Sat | Oct 20, 2018

Call centre concerns - Business operators differ over sustainability of BPO sector

Published:Wednesday | October 11, 2017 | 12:00 AMArthur Hall
Don Anderson
Yoni Epstein
In this file photo, Larry Watson (left) of confectionery/ snacks poses questions at a breakfast round table meeting at theTerra Nova Hotel in August. Beside him is, Clement (Jimmy) Lawrence, J. Wray and Nephew Ltd.
Christopher Reckord director of sales and marketing tTECH limited.

The Government has made no secret of its plan to leverage business process outsourcing (BPO) to drive Jamaica's economic growth, but members of the local private sector are not all convinced about the sustainability of this fast-growing industry.

"I think we have to be careful at the pace at which the BPO sector expands, because one would want to be concerned (about) sustaining the level of quality service in a very competitive global environment," researcher Don Anderson warned yesterday.

Anderson, who was fielding questions at release of the latest Survey of Consumer and Business Confidence Indices by The Jamaica Conference Board, the research advisory body of Jamaica Chamber of Commerce (JCC), said that while he expects the BPO sector to grow significantly over the next three years with new players and facilities, there could be trouble down the road.

"I expect there to be a slight fall-off in maybe year four, year five, in terms of the number of persons employed, and that, I believe, will bring into question the global competitive nature of the BPO sector.

"So I think we need to be careful about how we grow the sector, but at the moment, I believe there is room for expansion," added Anderson.


Loss of competitiveness


His concerns about Jamaica's possible loss of competitiveness in the BPO sector was underscored by Christopher Reckord, director of sales and marketing at the technology firm tTECH Limited.

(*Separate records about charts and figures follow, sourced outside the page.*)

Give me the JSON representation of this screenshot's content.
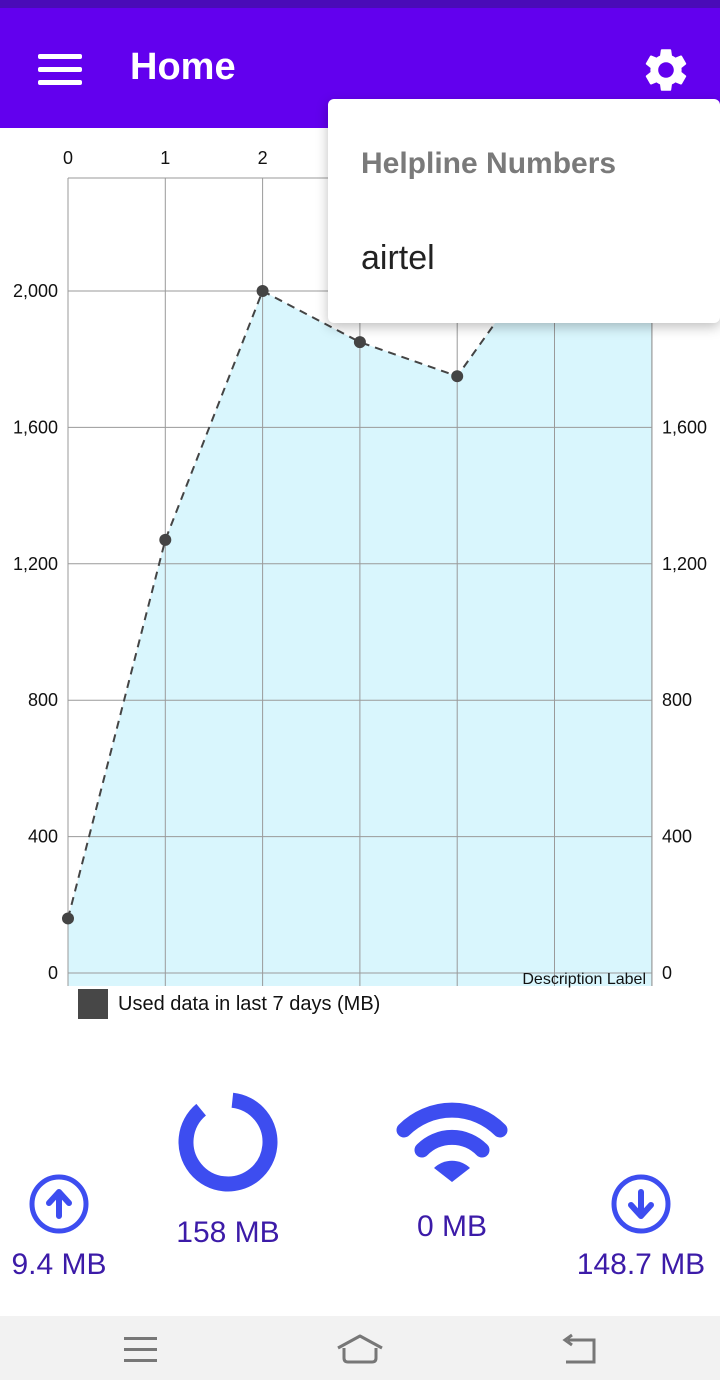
{
  "appbar": {
    "title": "Home",
    "menu_icon": "hamburger-menu-icon",
    "settings_icon": "gear-icon",
    "color": "#6200ee"
  },
  "dropdown": {
    "header": "Helpline Numbers",
    "items": [
      "airtel"
    ]
  },
  "chart_data": {
    "type": "area",
    "x": [
      0,
      1,
      2,
      3,
      4,
      5,
      6
    ],
    "values": [
      160,
      1270,
      2000,
      1850,
      1750,
      2150,
      2400
    ],
    "top_tick_labels": [
      "0",
      "1",
      "2"
    ],
    "left_tick_labels": [
      "0",
      "400",
      "800",
      "1,200",
      "1,600",
      "2,000"
    ],
    "right_tick_labels": [
      "0",
      "400",
      "800",
      "1,200",
      "1,600"
    ],
    "ylim": [
      0,
      2330
    ],
    "grid": true,
    "fill_color": "#d9f6fd",
    "line_color": "#444444",
    "line_style": "dashed",
    "description": "Description Label",
    "legend": {
      "label": "Used data in last 7 days (MB)",
      "color": "#474747",
      "position": "bottom-left"
    }
  },
  "stats": {
    "upload": {
      "icon": "upload-arrow-icon",
      "value": "9.4 MB"
    },
    "total": {
      "icon": "donut-ring-icon",
      "value": "158 MB"
    },
    "wifi": {
      "icon": "wifi-icon",
      "value": "0 MB"
    },
    "download": {
      "icon": "download-arrow-icon",
      "value": "148.7 MB"
    },
    "icon_color": "#3d4df0"
  },
  "nav": {
    "menu_icon": "recent-apps-icon",
    "home_icon": "home-icon",
    "back_icon": "back-icon"
  }
}
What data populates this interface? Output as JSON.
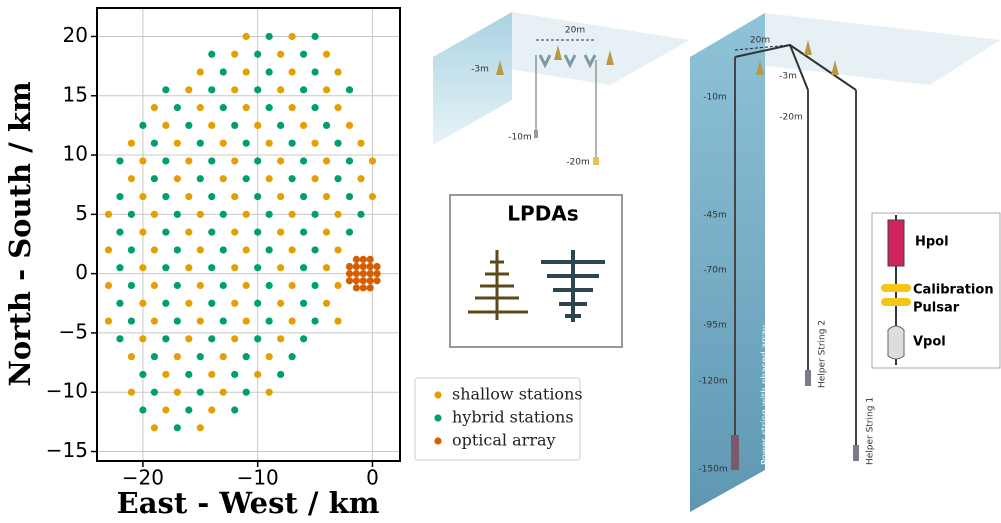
{
  "chart_data": {
    "type": "scatter",
    "xlabel": "East - West / km",
    "ylabel": "North - South / km",
    "xlim": [
      -24,
      2.4
    ],
    "ylim": [
      -15.8,
      22.4
    ],
    "xticks": [
      {
        "value": -20,
        "label": "−20"
      },
      {
        "value": -10,
        "label": "−10"
      },
      0
    ],
    "yticks": [
      {
        "value": -15,
        "label": "−15"
      },
      {
        "value": -10,
        "label": "−10"
      },
      {
        "value": -5,
        "label": "−5"
      },
      0,
      5,
      10,
      15,
      20
    ],
    "grid": true,
    "legend": "lower right",
    "series": [
      {
        "name": "shallow stations",
        "color": "#e69f00",
        "x": [
          -11,
          -7,
          -12,
          -8,
          -4,
          -15,
          -11,
          -7,
          -3,
          -16,
          -12,
          -8,
          -4,
          -19,
          -15,
          -11,
          -7,
          -3,
          -18,
          -14,
          -10,
          -6,
          -2,
          -21,
          -17,
          -13,
          -9,
          -5,
          -1,
          -20,
          -16,
          -12,
          -8,
          -4,
          0,
          -21,
          -17,
          -13,
          -9,
          -5,
          -1,
          -20,
          -16,
          -12,
          -8,
          -4,
          0,
          -23,
          -19,
          -15,
          -11,
          -7,
          -3,
          -20,
          -16,
          -12,
          -8,
          -4,
          -23,
          -19,
          -15,
          -11,
          -7,
          -3,
          -20,
          -16,
          -12,
          -8,
          -4,
          -23,
          -19,
          -15,
          -11,
          -7,
          -3,
          -20,
          -16,
          -12,
          -8,
          -4,
          -23,
          -19,
          -15,
          -11,
          -7,
          -3,
          -20,
          -16,
          -12,
          -8,
          -21,
          -17,
          -13,
          -9,
          -18,
          -14,
          -10,
          -21,
          -17,
          -13,
          -9,
          -18,
          -14,
          -19,
          -15
        ],
        "values": [
          20,
          20,
          18.5,
          18.5,
          18.5,
          17,
          17,
          17,
          17,
          15.5,
          15.5,
          15.5,
          15.5,
          14,
          14,
          14,
          14,
          14,
          12.5,
          12.5,
          12.5,
          12.5,
          12.5,
          11,
          11,
          11,
          11,
          11,
          11,
          9.5,
          9.5,
          9.5,
          9.5,
          9.5,
          9.5,
          8,
          8,
          8,
          8,
          8,
          8,
          6.5,
          6.5,
          6.5,
          6.5,
          6.5,
          6.5,
          5,
          5,
          5,
          5,
          5,
          5,
          3.5,
          3.5,
          3.5,
          3.5,
          3.5,
          2,
          2,
          2,
          2,
          2,
          2,
          0.5,
          0.5,
          0.5,
          0.5,
          0.5,
          -1,
          -1,
          -1,
          -1,
          -1,
          -1,
          -2.5,
          -2.5,
          -2.5,
          -2.5,
          -2.5,
          -4,
          -4,
          -4,
          -4,
          -4,
          -4,
          -5.5,
          -5.5,
          -5.5,
          -5.5,
          -7,
          -7,
          -7,
          -7,
          -8.5,
          -8.5,
          -8.5,
          -10,
          -10,
          -10,
          -10,
          -11.5,
          -11.5,
          -13,
          -13
        ]
      },
      {
        "name": "hybrid stations",
        "color": "#009e73",
        "x": [
          -9,
          -5,
          -14,
          -10,
          -6,
          -13,
          -9,
          -5,
          -18,
          -14,
          -10,
          -6,
          -2,
          -17,
          -13,
          -9,
          -5,
          -20,
          -16,
          -12,
          -8,
          -4,
          -19,
          -15,
          -11,
          -7,
          -3,
          -22,
          -18,
          -14,
          -10,
          -6,
          -2,
          -19,
          -15,
          -11,
          -7,
          -3,
          -22,
          -18,
          -14,
          -10,
          -6,
          -2,
          -21,
          -17,
          -13,
          -9,
          -5,
          -1,
          -22,
          -18,
          -14,
          -10,
          -6,
          -2,
          -21,
          -17,
          -13,
          -9,
          -5,
          -22,
          -18,
          -14,
          -10,
          -6,
          -21,
          -17,
          -13,
          -9,
          -5,
          -22,
          -18,
          -14,
          -10,
          -6,
          -21,
          -17,
          -13,
          -9,
          -5,
          -22,
          -18,
          -14,
          -10,
          -6,
          -19,
          -15,
          -11,
          -7,
          -20,
          -16,
          -12,
          -8,
          -19,
          -15,
          -11,
          -20,
          -16,
          -12,
          -17
        ],
        "values": [
          20,
          20,
          18.5,
          18.5,
          18.5,
          17,
          17,
          17,
          15.5,
          15.5,
          15.5,
          15.5,
          15.5,
          14,
          14,
          14,
          14,
          12.5,
          12.5,
          12.5,
          12.5,
          12.5,
          11,
          11,
          11,
          11,
          11,
          9.5,
          9.5,
          9.5,
          9.5,
          9.5,
          9.5,
          8,
          8,
          8,
          8,
          8,
          6.5,
          6.5,
          6.5,
          6.5,
          6.5,
          6.5,
          5,
          5,
          5,
          5,
          5,
          5,
          3.5,
          3.5,
          3.5,
          3.5,
          3.5,
          3.5,
          2,
          2,
          2,
          2,
          2,
          0.5,
          0.5,
          0.5,
          0.5,
          0.5,
          -1,
          -1,
          -1,
          -1,
          -1,
          -2.5,
          -2.5,
          -2.5,
          -2.5,
          -2.5,
          -4,
          -4,
          -4,
          -4,
          -4,
          -5.5,
          -5.5,
          -5.5,
          -5.5,
          -5.5,
          -7,
          -7,
          -7,
          -7,
          -8.5,
          -8.5,
          -8.5,
          -8.5,
          -10,
          -10,
          -10,
          -11.5,
          -11.5,
          -11.5,
          -13
        ]
      },
      {
        "name": "optical array",
        "color": "#d55e00",
        "x": [
          -1.4,
          -0.8,
          -0.2,
          -2,
          -1.4,
          -0.8,
          -0.2,
          0.4,
          -2,
          -1.4,
          -0.8,
          -0.2,
          0.4,
          -2,
          -1.4,
          -0.8,
          -0.2,
          0.4,
          -1.4,
          -0.8,
          -0.2
        ],
        "values": [
          -1.2,
          -1.2,
          -1.2,
          -0.6,
          -0.6,
          -0.6,
          -0.6,
          -0.6,
          0,
          0,
          0,
          0,
          0,
          0.6,
          0.6,
          0.6,
          0.6,
          0.6,
          1.2,
          1.2,
          1.2
        ]
      }
    ]
  },
  "diagram": {
    "left_station": [
      "20m",
      "-3m",
      "-10m",
      "-20m"
    ],
    "lpda_title": "LPDAs",
    "right_station": [
      "20m",
      "-3m",
      "-10m",
      "-20m",
      "-45m",
      "-70m",
      "-95m",
      "-120m",
      "-150m"
    ],
    "strings": [
      "Power string with phased array",
      "Helper String 2",
      "Helper String 1"
    ],
    "legend": [
      "Hpol",
      "Calibration",
      "Pulsar",
      "Vpol"
    ]
  }
}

Reckord argued that while Jamaica needs to increase its offerings in the BPO sector, attempts to train persons to take on the high-end projects are often stymied because once the Jamaicans are properly trained, they are wooed with attractive offers from major entities overseas.

"We have to recognise that what makes it (Jamaica) very attractive to persons who are coming here is our present cost structure.

"The instant that those numbers start to move north, that is the instant that there is flight, because the only incentive for these large North American companies who are signing up to the BPO industry (in Jamaica) is simply because the price is right," argued Reckord.

"It is important that as we consider moving up that food chain, all of sudden our costs and our charges to our potential customers are going to go up," warned Reckord.